June 2, 2020


The Story of the Really Weird Night Richard Nixon Hung Out With Hippies at the Lincoln Memorial (HOWARD MEANS, MAY 17, 2016, The Washingtonian)

Nixon, it turned out, couldn't sleep Friday night--and couldn't stop talking, either. Between the end of his 10 pm press conference and 3:30 the next morning, the White House logged 50 phone calls from the President, eight to national-security adviser Henry Kissinger alone. Shortly after the last call, Nixon roused his valet, Manolo Sanchez, to ask if he wanted some hot chocolate. Sanchez declined, but Nixon wasn't discouraged. Had Sanchez ever seen the Lincoln Memorial, the President persisted. The valet apparently had not, and with that, the Night of the Weird began.

"I said, 'Get your clothes on, and we will go down to the Lincoln Memorial,'" Nixon said in a version of events he dictated for the record several days later. "Well, I got dressed, and at approximately 4:35, we left the White House and drove to the Lincoln Memorial. I have never seen the Secret Service quite so petrified with apprehension."

With cause. Protesters had already gathered at the memorial in advance of Saturday's demonstration against the war, against the Kent State dead, against, most personally and viscerally, Richard Nixon himself. But a man on a manic high, as the President almost certainly was, and the commander in chief of the world's largest army and his own Secret Service, as he constitutionally was, is not easily dissuaded.

A famous photograph captures the next scene: Nixon in suit and tie, the ski-nose profile tilted slightly forward, a handful of sleepy-eyed demonstrators listening in shock and dull amazement, maybe wondering what drug could have produced such an apparition, as the President reprised his press-conference triumph for an early-morning audience who, stranded on the Mall, hadn't watched a moment of it.

"I said I was sorry they had missed it because I had tried to explain in the press conference that my goals in Vietnam were the same as theirs--to stop the killing, to end the war, to bring peace...There seemed to be no--they did not respond. I hoped that their hatred of the war, which I could well understand, would not turn into a bitter hatred of our whole system, our country, and everything that it stood for. I said, 'I know you, that probably most of you think I'm an SOB. But I want you to know that I understand just how you feel.' "

That's the President's official account. The protesters would tell an alternate version to the press who descended on them that morning. Nixon mentioned Vietnam, but when that drew a tepid response, he moved to other topics. What college were they attending? One student was at Syracuse University, a chance for the commander in chief to talk about football. Another was from California--on to surfing.

Both accounts are in keeping with a President obsessed with war matters, battered by Kent State, challenged by small talk (aides commonly fed him three-by-five cards for such moments), and physically brave, but as the sun began to rise and word of the night visitor spread, even Richard Nixon had to acknowledge that it was time to leave.
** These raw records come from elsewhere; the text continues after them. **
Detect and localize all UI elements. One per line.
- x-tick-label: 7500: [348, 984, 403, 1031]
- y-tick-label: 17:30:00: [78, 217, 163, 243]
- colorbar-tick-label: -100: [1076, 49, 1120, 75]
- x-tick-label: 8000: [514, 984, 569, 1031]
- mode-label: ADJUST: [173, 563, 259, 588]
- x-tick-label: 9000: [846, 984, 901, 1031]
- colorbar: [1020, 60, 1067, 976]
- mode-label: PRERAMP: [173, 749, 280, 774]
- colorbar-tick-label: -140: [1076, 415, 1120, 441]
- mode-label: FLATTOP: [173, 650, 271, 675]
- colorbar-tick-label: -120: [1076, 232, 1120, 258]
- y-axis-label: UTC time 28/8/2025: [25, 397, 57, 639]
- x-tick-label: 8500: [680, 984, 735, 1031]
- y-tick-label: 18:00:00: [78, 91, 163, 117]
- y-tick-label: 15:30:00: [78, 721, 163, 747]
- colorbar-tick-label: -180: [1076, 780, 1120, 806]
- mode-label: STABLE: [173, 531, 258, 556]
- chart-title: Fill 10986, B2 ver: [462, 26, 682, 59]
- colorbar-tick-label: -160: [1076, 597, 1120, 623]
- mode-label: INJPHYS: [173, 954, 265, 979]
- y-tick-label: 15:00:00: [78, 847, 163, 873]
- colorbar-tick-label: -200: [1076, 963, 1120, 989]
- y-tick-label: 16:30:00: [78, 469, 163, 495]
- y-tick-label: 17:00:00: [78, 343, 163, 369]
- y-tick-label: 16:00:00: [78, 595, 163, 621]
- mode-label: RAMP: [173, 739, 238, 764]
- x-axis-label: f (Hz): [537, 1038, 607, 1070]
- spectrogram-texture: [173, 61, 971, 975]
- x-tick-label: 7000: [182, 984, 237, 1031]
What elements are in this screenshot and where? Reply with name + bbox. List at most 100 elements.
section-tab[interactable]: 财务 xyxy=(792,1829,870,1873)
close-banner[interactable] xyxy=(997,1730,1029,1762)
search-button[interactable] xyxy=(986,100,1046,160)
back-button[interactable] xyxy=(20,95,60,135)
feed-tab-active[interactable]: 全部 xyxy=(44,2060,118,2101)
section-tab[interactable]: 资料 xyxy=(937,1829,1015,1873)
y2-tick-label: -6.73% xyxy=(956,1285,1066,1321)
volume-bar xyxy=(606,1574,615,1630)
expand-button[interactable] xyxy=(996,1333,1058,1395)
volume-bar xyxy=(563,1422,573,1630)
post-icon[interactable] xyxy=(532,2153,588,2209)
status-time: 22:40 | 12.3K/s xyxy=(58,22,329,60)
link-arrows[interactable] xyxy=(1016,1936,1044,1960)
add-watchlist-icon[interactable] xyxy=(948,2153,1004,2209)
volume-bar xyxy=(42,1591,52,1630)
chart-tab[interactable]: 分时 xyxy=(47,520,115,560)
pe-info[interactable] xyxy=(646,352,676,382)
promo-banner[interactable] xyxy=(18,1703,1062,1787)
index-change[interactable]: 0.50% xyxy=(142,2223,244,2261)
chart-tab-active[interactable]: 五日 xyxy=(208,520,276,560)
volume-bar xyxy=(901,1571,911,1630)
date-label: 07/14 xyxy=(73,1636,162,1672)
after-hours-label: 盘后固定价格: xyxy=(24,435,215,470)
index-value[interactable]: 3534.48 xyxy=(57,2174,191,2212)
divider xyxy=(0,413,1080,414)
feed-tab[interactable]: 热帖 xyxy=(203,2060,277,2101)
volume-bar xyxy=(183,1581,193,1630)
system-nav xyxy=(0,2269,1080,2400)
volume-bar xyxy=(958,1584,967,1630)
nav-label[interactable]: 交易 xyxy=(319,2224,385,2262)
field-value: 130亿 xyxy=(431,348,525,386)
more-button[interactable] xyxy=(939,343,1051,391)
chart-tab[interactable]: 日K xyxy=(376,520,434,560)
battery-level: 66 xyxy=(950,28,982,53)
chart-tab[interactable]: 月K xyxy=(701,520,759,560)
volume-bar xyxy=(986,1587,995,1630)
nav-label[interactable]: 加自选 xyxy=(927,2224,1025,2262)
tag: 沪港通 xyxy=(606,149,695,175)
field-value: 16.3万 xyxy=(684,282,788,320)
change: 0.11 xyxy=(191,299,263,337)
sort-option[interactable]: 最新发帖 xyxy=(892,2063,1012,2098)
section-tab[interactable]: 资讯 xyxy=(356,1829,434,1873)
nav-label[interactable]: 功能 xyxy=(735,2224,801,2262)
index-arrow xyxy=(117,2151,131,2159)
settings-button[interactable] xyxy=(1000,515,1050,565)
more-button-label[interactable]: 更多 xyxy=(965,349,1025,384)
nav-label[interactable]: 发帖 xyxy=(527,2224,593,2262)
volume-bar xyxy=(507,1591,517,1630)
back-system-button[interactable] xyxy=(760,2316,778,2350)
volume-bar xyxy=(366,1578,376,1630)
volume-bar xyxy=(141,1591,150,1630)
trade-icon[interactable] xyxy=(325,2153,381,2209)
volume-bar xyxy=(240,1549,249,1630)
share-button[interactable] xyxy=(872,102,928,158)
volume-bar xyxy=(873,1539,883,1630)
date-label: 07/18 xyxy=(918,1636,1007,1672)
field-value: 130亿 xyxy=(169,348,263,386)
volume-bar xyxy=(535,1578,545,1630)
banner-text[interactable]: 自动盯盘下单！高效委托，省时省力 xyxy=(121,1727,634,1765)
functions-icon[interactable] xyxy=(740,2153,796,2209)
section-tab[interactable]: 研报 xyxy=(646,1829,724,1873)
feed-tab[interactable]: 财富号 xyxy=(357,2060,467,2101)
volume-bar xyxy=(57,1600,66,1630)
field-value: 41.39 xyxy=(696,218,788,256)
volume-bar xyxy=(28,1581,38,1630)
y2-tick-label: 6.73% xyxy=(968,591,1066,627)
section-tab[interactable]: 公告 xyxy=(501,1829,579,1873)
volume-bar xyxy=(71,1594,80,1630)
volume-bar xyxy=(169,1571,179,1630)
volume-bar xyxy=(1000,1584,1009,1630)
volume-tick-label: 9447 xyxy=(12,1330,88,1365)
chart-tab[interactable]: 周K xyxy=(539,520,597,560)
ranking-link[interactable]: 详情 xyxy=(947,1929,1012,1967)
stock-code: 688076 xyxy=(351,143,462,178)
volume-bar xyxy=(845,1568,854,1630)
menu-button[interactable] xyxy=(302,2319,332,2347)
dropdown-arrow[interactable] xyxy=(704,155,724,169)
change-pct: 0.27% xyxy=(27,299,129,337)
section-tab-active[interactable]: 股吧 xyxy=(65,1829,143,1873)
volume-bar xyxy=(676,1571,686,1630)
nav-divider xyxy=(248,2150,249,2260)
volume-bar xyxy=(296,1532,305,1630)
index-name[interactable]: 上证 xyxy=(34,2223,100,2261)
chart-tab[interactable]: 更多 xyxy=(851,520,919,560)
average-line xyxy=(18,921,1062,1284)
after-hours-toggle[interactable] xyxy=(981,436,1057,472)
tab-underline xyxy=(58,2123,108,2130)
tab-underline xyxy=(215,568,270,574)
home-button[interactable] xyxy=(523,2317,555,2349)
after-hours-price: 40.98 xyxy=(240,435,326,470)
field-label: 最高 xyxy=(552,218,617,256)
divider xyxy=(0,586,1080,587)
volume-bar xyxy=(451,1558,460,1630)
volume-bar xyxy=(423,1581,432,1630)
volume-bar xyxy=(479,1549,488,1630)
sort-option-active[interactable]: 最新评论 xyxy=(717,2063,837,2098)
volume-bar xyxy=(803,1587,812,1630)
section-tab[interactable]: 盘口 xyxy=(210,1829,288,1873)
Haldeman caught up with the presidential party at about 6:15, but not back at the White House. Manolo Sanchez had never seen the famous "well" of the House of Representatives, either. Having roused security there, the President was sitting at one of the House desks as his valet took to the same podium used for State of the Union addresses.

From there, and now also with press secretary Ron Ziegler in tow, the presidential entourage proceeded to the Mayflower Hotel on Connecticut Avenue for breakfast. Back at the White House finally and still unable to sleep, Nixon wandered over to the Old Executive Office Building to greet the soldiers who were just waking up in their sleeping bags on the fourth floor.